The other way to look at it is to remove the filters from the smart list, then add a 2 minutes wait to the flow start, and use choices in your flow steps: if member of smart list then do nothing, default, send email.

Just keep in mind that, whatever the duration of the wait, in theory, there are always situation where some of your leads will miss the filter. These are situations in which the database update is not quick enough to guarantee all the data is posted to the underlying database. This means that if you are working on a heavily loaded database, you might want to extend the delay.

-Greg

SanfordWhiteman
Level 10 - Community Moderator

Re: The Chicken or the egg? - What happens first: Added to smart lists or "person created" trigger?

But that isn't true of this example. There's no race condition here and no need for an arbitrary wait.

Victor_Herrero
Level 5

Re: The Chicken or the egg? - What happens first: Added to smart lists or "person created" trigger?

Thanks for your suggestion.

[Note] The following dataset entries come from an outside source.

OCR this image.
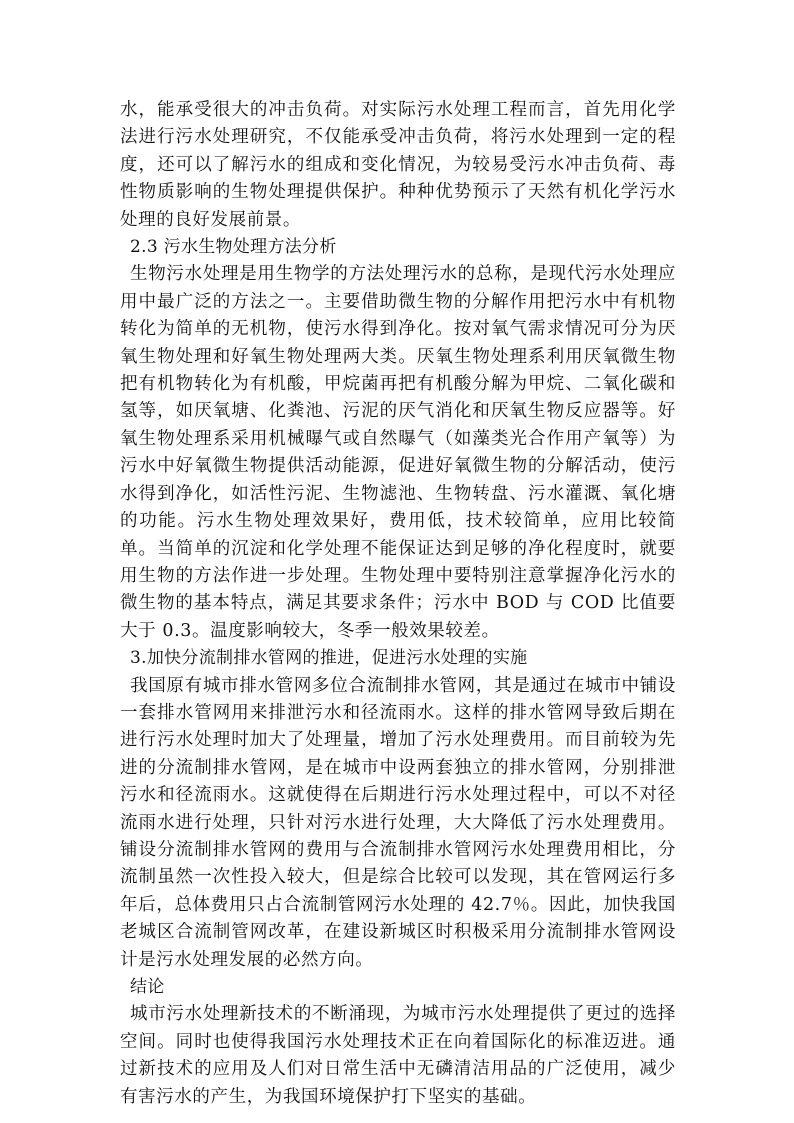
水，能承受很大的冲击负荷。对实际污水处理工程而言，首先用化学法进行污水处理研究，不仅能承受冲击负荷，将污水处理到一定的程度，还可以了解污水的组成和变化情况，为较易受污水冲击负荷、毒性物质影响的生物处理提供保护。种种优势预示了天然有机化学污水处理的良好发展前景。

2.3 污水生物处理方法分析

生物污水处理是用生物学的方法处理污水的总称，是现代污水处理应用中最广泛的方法之一。主要借助微生物的分解作用把污水中有机物转化为简单的无机物，使污水得到净化。按对氧气需求情况可分为厌氧生物处理和好氧生物处理两大类。厌氧生物处理系利用厌氧微生物把有机物转化为有机酸，甲烷菌再把有机酸分解为甲烷、二氧化碳和氢等，如厌氧塘、化粪池、污泥的厌气消化和厌氧生物反应器等。好氧生物处理系采用机械曝气或自然曝气（如藻类光合作用产氧等）为污水中好氧微生物提供活动能源，促进好氧微生物的分解活动，使污水得到净化，如活性污泥、生物滤池、生物转盘、污水灌溉、氧化塘的功能。污水生物处理效果好，费用低，技术较简单，应用比较简单。当简单的沉淀和化学处理不能保证达到足够的净化程度时，就要用生物的方法作进一步处理。生物处理中要特别注意掌握净化污水的微生物的基本特点，满足其要求条件；污水中 BOD 与 COD 比值要大于 0.3。温度影响较大，冬季一般效果较差。

3.加快分流制排水管网的推进，促进污水处理的实施

我国原有城市排水管网多位合流制排水管网，其是通过在城市中铺设一套排水管网用来排泄污水和径流雨水。这样的排水管网导致后期在进行污水处理时加大了处理量，增加了污水处理费用。而目前较为先进的分流制排水管网，是在城市中设两套独立的排水管网，分别排泄污水和径流雨水。这就使得在后期进行污水处理过程中，可以不对径流雨水进行处理，只针对污水进行处理，大大降低了污水处理费用。铺设分流制排水管网的费用与合流制排水管网污水处理费用相比，分流制虽然一次性投入较大，但是综合比较可以发现，其在管网运行多年后，总体费用只占合流制管网污水处理的 42.7％。因此，加快我国老城区合流制管网改革，在建设新城区时积极采用分流制排水管网设计是污水处理发展的必然方向。

结论

城市污水处理新技术的不断涌现，为城市污水处理提供了更过的选择空间。同时也使得我国污水处理技术正在向着国际化的标准迈进。通过新技术的应用及人们对日常生活中无磷清洁用品的广泛使用，减少有害污水的产生，为我国环境保护打下坚实的基础。
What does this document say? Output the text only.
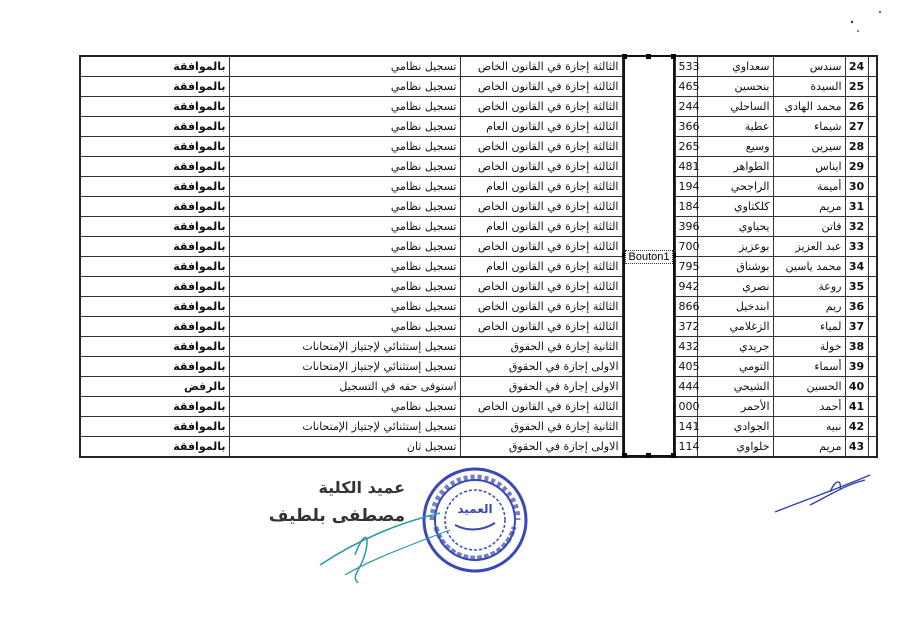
بالموافقة	تسجيل نظامي	الثالثة إجازة في القانون الخاص		533	سعداوي	سندس	24	
بالموافقة	تسجيل نظامي	الثالثة إجازة في القانون الخاص		465	بنحسين	السيدة	25	
بالموافقة	تسجيل نظامي	الثالثة إجازة في القانون الخاص		244	الساحلي	محمد الهادي	26	
بالموافقة	تسجيل نظامي	الثالثة إجازة في القانون العام		366	عطية	شيماء	27	
بالموافقة	تسجيل نظامي	الثالثة إجازة في القانون الخاص		265	وسيع	سيرين	28	
بالموافقة	تسجيل نظامي	الثالثة إجازة في القانون الخاص		481	الطواهر	ايناس	29	
بالموافقة	تسجيل نظامي	الثالثة إجازة في القانون العام		194	الراجحي	أميمة	30	
بالموافقة	تسجيل نظامي	الثالثة إجازة في القانون الخاص		184	كلكتاوي	مريم	31	
بالموافقة	تسجيل نظامي	الثالثة إجازة في القانون العام		396	يحياوي	فاتن	32	
بالموافقة	تسجيل نظامي	الثالثة إجازة في القانون الخاص		700	بوعزيز	عبد العزيز	33	
بالموافقة	تسجيل نظامي	الثالثة إجازة في القانون العام		795	بوشناق	محمد ياسين	34	
بالموافقة	تسجيل نظامي	الثالثة إجازة في القانون الخاص		942	نصري	روعة	35	
بالموافقة	تسجيل نظامي	الثالثة إجازة في القانون الخاص		866	ابندخيل	ريم	36	
بالموافقة	تسجيل نظامي	الثالثة إجازة في القانون الخاص		372	الزغلامي	لمياء	37	
بالموافقة	تسجيل إستثنائي لإجتياز الإمتحانات	الثانية إجازة في الحقوق		432	جريدي	خولة	38	
بالموافقة	تسجيل إستثنائي لإجتياز الإمتحانات	الاولى إجازة في الحقوق		405	التومي	أسماء	39	
بالرفض	استوفى حقه في التسجيل	الاولى إجازة في الحقوق		444	الشيحي	الحسين	40	
بالموافقة	تسجيل نظامي	الثالثة إجازة في القانون الخاص		000	الأحمر	أحمد	41	
بالموافقة	تسجيل إستثنائي لإجتياز الإمتحانات	الثانية إجازة في الحقوق		141	الجوادي	نبيه	42	
بالموافقة	تسجيل ثان	الاولى إجازة في الحقوق		114	خلواوي	مريم	43	
Bouton1
العميد
عميد الكلية
مصطفى بلطيف
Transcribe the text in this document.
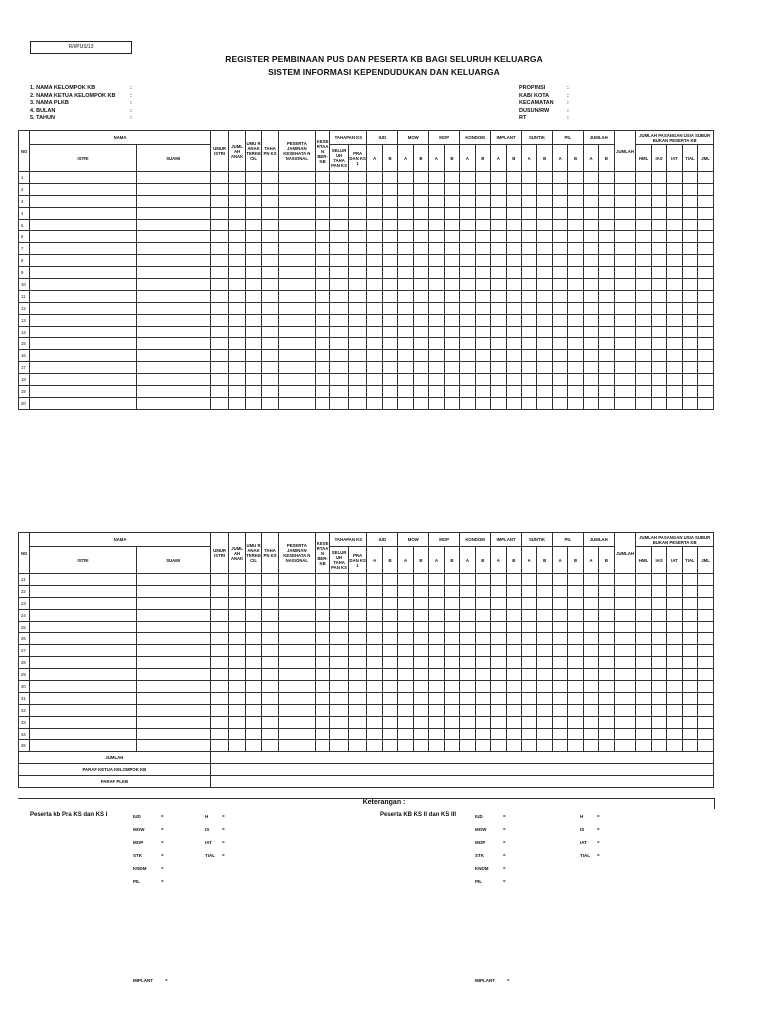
R/I/PUS/13
REGISTER PEMBINAAN PUS DAN PESERTA KB BAGI SELURUH KELUARGA
SISTEM INFORMASI KEPENDUDUKAN DAN KELUARGA
1. NAMA KELOMPOK KB	:
2. NAMA KETUA KELOMPOK KB	:
3. NAMA PLKB	:
4. BULAN	:
5. TAHUN	:
PROPINSI	:
KAB/ KOTA	:
KECAMATAN	:
DUSUN/RW	:
RT	:
NO	NAMA		UMUR ISTRI	JUML AH ANAK	UMU R ANAK TERKE CIL	TAHA PN KS	PESERTA JAMINAN KESEHATA N NASIONAL	KESE RTAA N BER- KB	TAHAPAN KS		IUD		MOW		MOP		KONDOM		IMPLANT		SUNTIK		PIL		JUMLAH		JUMLAH	JUMLAH PASANGAN USIA SUBUR BUKAN PESERTA KB				
	ISTRI	SUAMI							SELUR UH TAHA PAN KS	PRA DAN KS 1																						
											A	B	A	B	A	B	A	B	A	B	A	B	A	B	A	B		HML	IAS	IAT	TIAL	JML
1																																
2																																
3																																
4																																
5																																
6																																
7																																
8																																
9																																
10																																
11																																
12																																
13																																
14																																
15																																
16																																
17																																
18																																
19																																
20																																
NO	NAMA		UMUR ISTRI	JUML AH ANAK	UMU R ANAK TERKE CIL	TAHA PN KS	PESERTA JAMINAN KESEHATA N NASIONAL	KESE RTAA N BER- KB	TAHAPAN KS		IUD		MOW		MOP		KONDOM		IMPLANT		SUNTIK		PIL		JUMLAH		JUMLAH	JUMLAH PASANGAN USIA SUBUR BUKAN PESERTA KB				
	ISTRI	SUAMI							SELUR UH TAHA PAN KS	PRA DAN KS 1																						
											A	B	A	B	A	B	A	B	A	B	A	B	A	B	A	B		HML	IAS	IAT	TIAL	JML
21																																
22																																
23																																
24																																
25																																
26																																
27																																
28																																
29																																
30																																
31																																
32																																
33																																
34																																
35																																
JUMLAH																																
PARAF KETUA KELOMPOK KB																																
PARAF PLKB																																
Keterangan :
Peserta kb Pra KS dan KS I	Peserta KB KS II dan KS III
IUD	=
MOW	=
MOP	=
STK	=
KNDM	=
PIL	=
H	=
IS	=
IAT =
TIAL =
IUD	=
MOW	=
MOP	=
STK	=
KNDM	=
PIL	=
H	=
IS	=
IAT =
TIAL =
IMPLANT	=	IMPLANT	=
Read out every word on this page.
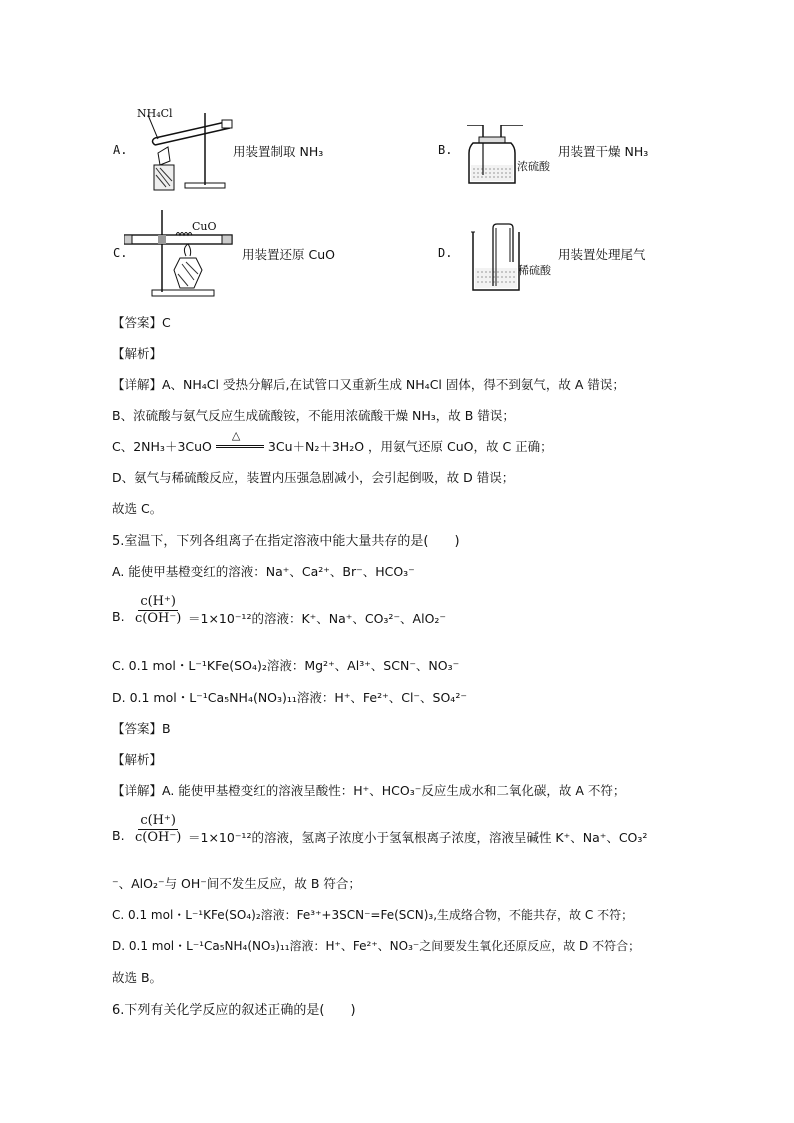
A.
NH₄Cl
用装置制取 NH₃	B.
浓硫酸
用装置干燥 NH₃
C.
CuO
用装置还原 CuO	D.
稀硫酸
用装置处理尾气
【答案】C
【解析】
【详解】A、NH₄Cl 受热分解后,在试管口又重新生成 NH₄Cl 固体，得不到氨气，故 A 错误；
B、浓硫酸与氨气反应生成硫酸铵，不能用浓硫酸干燥 NH₃，故 B 错误；
C、2NH₃＋3CuO
△
3Cu＋N₂＋3H₂O ，用氨气还原 CuO，故 C 正确；
D、氨气与稀硫酸反应，装置内压强急剧减小，会引起倒吸，故 D 错误；
故选 C。
5.室温下，下列各组离子在指定溶液中能大量共存的是(　　)
A. 能使甲基橙变红的溶液：Na⁺、Ca²⁺、Br⁻、HCO₃⁻
B. $\frac{c(H^+)}{c(OH^-)} =1\times 10^{-12}$的溶液：K⁺、Na⁺、CO₃²⁻、AlO₂⁻
C. 0.1 mol・L⁻¹KFe(SO₄)₂溶液：Mg²⁺、Al³⁺、SCN⁻、NO₃⁻
D. 0.1 mol・L⁻¹Ca₅NH₄(NO₃)₁₁溶液：H⁺、Fe²⁺、Cl⁻、SO₄²⁻
【答案】B
【解析】
【详解】A. 能使甲基橙变红的溶液呈酸性：H⁺、HCO₃⁻反应生成水和二氧化碳，故 A 不符；
B. $\frac{c(H^+)}{c(OH^-)} =1\times 10^{-12}$的溶液，氢离子浓度小于氢氧根离子浓度，溶液呈碱性 K⁺、Na⁺、CO₃²
⁻、AlO₂⁻与 OH⁻间不发生反应，故 B 符合；
C. 0.1 mol・L⁻¹KFe(SO₄)₂溶液：Fe³⁺+3SCN⁻=Fe(SCN)₃,生成络合物，不能共存，故 C 不符；
D. 0.1 mol・L⁻¹Ca₅NH₄(NO₃)₁₁溶液：H⁺、Fe²⁺、NO₃⁻之间要发生氧化还原反应，故 D 不符合；
故选 B。
6.下列有关化学反应的叙述正确的是(　　)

Yes, working within the flow steps seems like a 100% reliable method. I will definitely bear that in mind in general.

I am inclined to agree with Sanford though, wait steps are clunky and if you add enough in different places, your whole system will become vulnerable and hard to maintain.

Potentially the wait steps will interfere with each other and you will have a hard time figuring out why this or that is not working as expected.